I could see it being a tough choice with real bacon. So I suppose people who have been craving real bacon all their lives and getting only Canadian bacon would choose the bacon.
So… there is this craft beer pub with ‘Pig’ in it name not far from work. The same basket they use for the ‘basket of fries’ can be had full of bacon. A lot of bacon. It is really, really good.
I don’t see any reason one cant have both sex and bacon, just not at the same time is my personal taste.
If a pollster comes up to you ask which you would rather have, bacon or sex, you say bacon, eh.
If you have sex with the pollster, you’ll probably be having a lot less sex with your sweetie.
If you have bacon instead, you serve it to your sweetie for Sunday brunch, and you’ll be having sweet sex for the next week.
Don’t you folks in our southern colonies understand the benefits of bringing home the bacon?
I have to think that there may be a problem translating Canadian to Mercan here. Perhaps ‘sex’ and ‘bacon’ mean completely different things in Canuckian just the way ‘Sorry’ and 'Nice day eh?" mean something completely different from the same sounding English words which mean “Bite me” and “This weather sucks”.
A farmer once decided he wanted to raise hogs, so he bought some stock and left them to go to it. All they did was lay around the pig pen.
So he asked the farm agent about it and was told “You might need to try artificial insemination”
The farmer didn’t want to admit he didn’t know what that was, and went away to try to puzzle it out.
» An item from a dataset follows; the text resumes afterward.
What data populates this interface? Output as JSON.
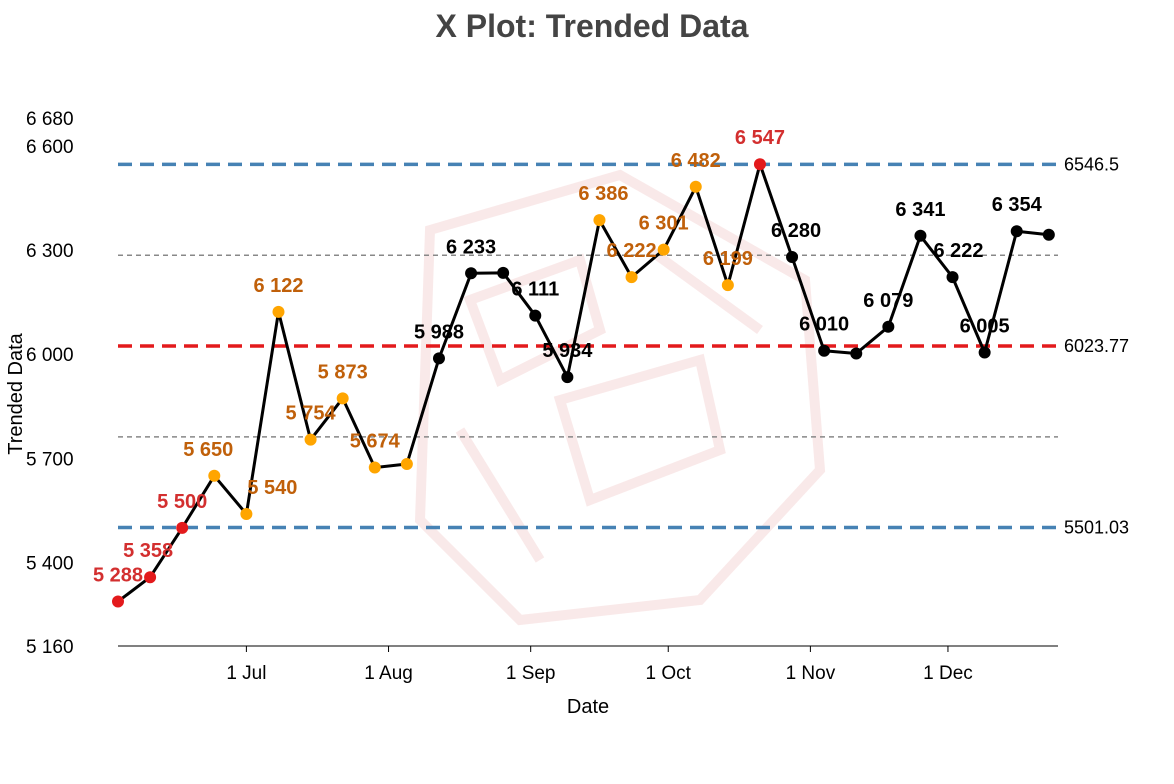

He finally decided that meant HE had to do the deed with the pigs. So he loaded them up in the truck, went out into the woods for privacy, and did it. Still, all the pigs did was lay around the pig pen.
So he tried the same thing again, thinking maybe once wasn’t enough. Still, all the pigs did was lay around.
One day his car broke down and his wife used the truck to go somewhere. On her return he hollered out the door “Honey, are the pigs still laying around?”
“No” she called back, “but they are in the truck honking the horn!”
A rabbi and a priest are talking. The rabbi asks the priest if he ever had sex. The priest says Yes, he did. Then he asks the rabbi if he ever tried bacon. The rabbi says yes, he did.
Priest says “Hell of a lot better than sex, right?”